McConnell on the Same-Sex Marriage Cases

In Friday’s WSJ, Stanford law professor Michael McConnell, a former judge on the U.S. Court of Appeals for the Tenth Circuit, argues that the Supreme Court should hold that Proposition 8 supporters lack standing to defend the ballot initiative in federal court and that the federal government lacks the power to define marriage.

the court need not base its decision in Windsor on the merits of the same-sex marriage question. The leading argument against DOMA all along has been that the federal government lacks authority under the Constitution to create and enforce a definition of marriage different from that of the state in which a couple resides. It is hard to think of an issue more clearly reserved to state law under constitutional tradition than the definition of marriage.

The court has held that “regulation of domestic relations” has “long been regarded as a virtually exclusive province of the States” (Sosna v. Iowa, 1975). In the past, the court has recognized a “domestic relations exception” to federal judicial power. Although the legal question is close, the court could take the same path in Windsor—holding that DOMA improperly intrudes on the reserved powers of the states.

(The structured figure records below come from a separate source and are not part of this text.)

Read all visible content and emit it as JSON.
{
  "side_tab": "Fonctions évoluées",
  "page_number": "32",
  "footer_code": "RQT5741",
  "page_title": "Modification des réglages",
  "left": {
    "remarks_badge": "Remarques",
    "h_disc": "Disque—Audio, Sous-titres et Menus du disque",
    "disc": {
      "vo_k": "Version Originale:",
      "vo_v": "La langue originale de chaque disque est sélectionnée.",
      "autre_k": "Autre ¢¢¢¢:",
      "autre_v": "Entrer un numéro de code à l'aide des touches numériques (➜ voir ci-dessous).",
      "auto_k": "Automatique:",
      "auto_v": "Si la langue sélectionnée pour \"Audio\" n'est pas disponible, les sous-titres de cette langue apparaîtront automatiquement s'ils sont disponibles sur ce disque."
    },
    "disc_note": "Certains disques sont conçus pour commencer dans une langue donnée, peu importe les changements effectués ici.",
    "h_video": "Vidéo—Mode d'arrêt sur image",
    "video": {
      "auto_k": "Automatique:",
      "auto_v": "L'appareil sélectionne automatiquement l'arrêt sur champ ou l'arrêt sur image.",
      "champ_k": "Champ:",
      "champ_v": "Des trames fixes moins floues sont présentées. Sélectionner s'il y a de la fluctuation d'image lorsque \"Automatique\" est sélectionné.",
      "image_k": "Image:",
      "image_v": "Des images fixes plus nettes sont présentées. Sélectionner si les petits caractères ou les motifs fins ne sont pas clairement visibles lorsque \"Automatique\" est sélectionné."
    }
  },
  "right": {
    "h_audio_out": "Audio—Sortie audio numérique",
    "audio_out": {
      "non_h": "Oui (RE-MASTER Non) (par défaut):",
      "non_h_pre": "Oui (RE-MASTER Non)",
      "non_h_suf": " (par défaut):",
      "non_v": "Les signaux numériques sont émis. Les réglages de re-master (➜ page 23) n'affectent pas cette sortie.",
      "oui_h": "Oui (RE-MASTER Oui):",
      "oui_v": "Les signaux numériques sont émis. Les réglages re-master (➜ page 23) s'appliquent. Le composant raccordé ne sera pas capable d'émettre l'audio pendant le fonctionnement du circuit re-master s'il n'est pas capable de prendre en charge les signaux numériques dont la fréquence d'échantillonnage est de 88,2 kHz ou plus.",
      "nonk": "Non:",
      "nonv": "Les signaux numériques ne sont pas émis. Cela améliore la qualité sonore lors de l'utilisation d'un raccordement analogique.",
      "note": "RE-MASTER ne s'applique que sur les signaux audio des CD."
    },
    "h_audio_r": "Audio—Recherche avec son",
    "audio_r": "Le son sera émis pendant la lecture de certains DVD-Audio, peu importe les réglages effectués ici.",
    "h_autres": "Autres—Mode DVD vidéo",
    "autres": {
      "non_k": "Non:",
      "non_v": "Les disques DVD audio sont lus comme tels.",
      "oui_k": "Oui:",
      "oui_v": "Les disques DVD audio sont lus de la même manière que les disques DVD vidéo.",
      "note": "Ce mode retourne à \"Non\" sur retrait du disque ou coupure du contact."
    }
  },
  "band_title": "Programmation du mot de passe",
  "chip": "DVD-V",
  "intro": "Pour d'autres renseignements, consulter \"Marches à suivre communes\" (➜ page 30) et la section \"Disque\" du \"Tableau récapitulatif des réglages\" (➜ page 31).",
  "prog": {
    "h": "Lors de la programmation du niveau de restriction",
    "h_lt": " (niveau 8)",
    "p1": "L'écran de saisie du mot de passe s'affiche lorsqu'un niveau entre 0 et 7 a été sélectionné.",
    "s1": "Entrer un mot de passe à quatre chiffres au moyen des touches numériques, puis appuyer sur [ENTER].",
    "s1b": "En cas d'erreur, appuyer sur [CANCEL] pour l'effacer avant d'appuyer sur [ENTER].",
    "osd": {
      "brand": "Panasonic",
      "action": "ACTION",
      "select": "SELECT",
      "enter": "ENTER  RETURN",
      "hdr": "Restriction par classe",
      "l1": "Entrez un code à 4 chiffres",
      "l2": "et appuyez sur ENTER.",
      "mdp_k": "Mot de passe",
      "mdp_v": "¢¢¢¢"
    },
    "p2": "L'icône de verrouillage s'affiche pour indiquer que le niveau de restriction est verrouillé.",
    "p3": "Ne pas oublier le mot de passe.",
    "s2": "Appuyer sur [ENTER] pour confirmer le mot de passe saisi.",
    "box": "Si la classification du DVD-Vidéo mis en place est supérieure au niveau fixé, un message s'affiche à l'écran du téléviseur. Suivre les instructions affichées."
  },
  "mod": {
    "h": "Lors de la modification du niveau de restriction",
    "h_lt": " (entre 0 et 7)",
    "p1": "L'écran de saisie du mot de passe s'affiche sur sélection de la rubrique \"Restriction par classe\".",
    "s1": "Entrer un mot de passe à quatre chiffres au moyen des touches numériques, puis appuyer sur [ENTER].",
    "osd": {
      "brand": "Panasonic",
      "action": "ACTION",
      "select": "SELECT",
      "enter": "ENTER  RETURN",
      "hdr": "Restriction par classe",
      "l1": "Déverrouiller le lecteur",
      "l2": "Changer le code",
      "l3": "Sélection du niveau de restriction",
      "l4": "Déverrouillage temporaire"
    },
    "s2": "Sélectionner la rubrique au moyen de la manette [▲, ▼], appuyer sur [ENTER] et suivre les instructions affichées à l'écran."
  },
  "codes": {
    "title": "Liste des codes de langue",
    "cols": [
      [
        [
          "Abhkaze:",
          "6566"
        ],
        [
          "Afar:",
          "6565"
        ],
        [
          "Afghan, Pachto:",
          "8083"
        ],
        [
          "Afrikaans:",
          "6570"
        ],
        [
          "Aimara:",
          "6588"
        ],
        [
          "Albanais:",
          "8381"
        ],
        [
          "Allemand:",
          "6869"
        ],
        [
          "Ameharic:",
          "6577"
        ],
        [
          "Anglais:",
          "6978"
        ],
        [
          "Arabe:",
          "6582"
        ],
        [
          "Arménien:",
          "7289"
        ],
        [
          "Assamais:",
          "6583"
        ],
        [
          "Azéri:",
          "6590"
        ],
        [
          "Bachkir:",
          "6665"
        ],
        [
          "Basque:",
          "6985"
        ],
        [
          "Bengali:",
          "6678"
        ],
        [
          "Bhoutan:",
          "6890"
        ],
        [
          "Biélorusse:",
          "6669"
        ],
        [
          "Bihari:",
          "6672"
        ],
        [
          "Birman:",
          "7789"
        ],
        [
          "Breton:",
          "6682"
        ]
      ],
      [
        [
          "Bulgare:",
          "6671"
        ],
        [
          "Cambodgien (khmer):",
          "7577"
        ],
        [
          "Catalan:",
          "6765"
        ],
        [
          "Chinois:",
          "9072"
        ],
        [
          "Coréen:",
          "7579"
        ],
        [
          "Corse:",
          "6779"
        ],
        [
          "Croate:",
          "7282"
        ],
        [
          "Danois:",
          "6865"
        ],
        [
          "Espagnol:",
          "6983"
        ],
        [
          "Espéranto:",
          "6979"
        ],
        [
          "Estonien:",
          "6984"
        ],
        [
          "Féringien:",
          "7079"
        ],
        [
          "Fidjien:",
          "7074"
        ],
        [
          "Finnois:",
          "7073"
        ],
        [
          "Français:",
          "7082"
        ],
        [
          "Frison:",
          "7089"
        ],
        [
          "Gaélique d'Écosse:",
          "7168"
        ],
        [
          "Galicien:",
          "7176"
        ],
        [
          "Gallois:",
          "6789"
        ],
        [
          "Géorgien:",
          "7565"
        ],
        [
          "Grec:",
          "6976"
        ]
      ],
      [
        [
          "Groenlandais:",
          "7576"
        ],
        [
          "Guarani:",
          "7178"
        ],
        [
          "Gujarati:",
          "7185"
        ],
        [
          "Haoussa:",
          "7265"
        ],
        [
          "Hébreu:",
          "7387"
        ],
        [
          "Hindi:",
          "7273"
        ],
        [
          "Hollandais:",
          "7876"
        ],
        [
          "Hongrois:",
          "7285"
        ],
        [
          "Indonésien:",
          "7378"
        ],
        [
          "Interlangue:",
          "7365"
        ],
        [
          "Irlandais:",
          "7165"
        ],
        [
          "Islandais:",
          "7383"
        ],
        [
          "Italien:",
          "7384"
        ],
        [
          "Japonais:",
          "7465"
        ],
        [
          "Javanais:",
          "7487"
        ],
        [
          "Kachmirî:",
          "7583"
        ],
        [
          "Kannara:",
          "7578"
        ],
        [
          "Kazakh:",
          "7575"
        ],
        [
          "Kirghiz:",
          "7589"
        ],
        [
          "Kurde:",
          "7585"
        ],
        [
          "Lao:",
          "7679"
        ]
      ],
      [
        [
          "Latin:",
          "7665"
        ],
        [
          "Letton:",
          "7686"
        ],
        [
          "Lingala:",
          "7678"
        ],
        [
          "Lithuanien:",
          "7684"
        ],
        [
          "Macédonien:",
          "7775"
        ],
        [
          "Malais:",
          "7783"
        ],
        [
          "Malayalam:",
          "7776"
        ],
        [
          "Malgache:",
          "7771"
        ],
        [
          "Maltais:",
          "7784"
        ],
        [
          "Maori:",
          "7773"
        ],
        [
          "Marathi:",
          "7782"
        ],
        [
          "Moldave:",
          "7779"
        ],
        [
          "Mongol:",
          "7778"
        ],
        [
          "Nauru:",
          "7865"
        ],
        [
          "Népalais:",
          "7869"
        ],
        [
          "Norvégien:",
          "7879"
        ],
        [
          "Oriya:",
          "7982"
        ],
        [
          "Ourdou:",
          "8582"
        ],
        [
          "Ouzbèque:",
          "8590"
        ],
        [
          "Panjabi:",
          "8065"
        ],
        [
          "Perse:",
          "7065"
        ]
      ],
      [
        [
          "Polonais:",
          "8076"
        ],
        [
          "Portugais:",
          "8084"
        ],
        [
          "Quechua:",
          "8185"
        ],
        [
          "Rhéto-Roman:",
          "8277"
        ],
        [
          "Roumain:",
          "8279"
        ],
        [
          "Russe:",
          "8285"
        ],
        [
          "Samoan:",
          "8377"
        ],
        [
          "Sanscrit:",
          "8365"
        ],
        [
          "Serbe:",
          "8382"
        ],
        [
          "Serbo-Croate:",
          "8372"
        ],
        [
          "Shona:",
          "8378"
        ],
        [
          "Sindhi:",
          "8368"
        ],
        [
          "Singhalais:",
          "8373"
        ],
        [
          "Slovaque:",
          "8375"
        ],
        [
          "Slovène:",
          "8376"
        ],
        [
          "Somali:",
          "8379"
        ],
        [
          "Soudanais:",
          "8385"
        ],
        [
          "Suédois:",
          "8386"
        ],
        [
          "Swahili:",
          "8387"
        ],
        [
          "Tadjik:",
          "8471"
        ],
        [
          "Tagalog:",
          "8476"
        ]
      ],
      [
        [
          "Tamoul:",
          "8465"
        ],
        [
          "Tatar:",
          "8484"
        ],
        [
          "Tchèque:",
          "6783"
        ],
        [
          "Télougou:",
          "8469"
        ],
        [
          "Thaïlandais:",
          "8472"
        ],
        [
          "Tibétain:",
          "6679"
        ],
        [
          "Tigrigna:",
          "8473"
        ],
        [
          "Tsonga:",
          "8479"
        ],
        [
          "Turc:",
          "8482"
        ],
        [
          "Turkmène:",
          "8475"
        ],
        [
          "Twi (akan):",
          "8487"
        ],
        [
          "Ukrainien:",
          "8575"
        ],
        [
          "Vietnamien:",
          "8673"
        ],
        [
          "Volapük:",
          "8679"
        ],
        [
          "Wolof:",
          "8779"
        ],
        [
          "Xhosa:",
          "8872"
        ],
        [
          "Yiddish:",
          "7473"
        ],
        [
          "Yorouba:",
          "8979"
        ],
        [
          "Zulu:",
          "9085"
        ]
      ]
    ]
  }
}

If the court dismisses the Proposition 8 case on standing grounds and strikes DOMA down on federalism grounds, the combined effect would be to reaffirm America’s democratic, decentralized decision-making process without imposing an answer—one way or the other—to the same-sex marriage question.

By taking such a path, the court would be spared from imposing a single nationwide definition of marriage as a matter of constitutional law, and from having to rule, for all time, that there is or is not a constitutional right to same-sex marriage—a momentous step that some justices might be reluctant to take. It would leave the issue to the states, at least for the time being. This course might appeal to centrist justices like Anthony Kennedy, John Roberts and Stephen Breyer—and perhaps could even command a unanimous court, which would have a welcome calming influence on the nation’s culture wars.

I’m skeptical either judgment could command a unanimous court, and am not yet convinced Prop. 8’s supporters lack standing, but certainly agree this would be a welcome approach for the Court to take (and certainly agree that the “leading argument” against DOMA is that it exceeds the scope of federal power).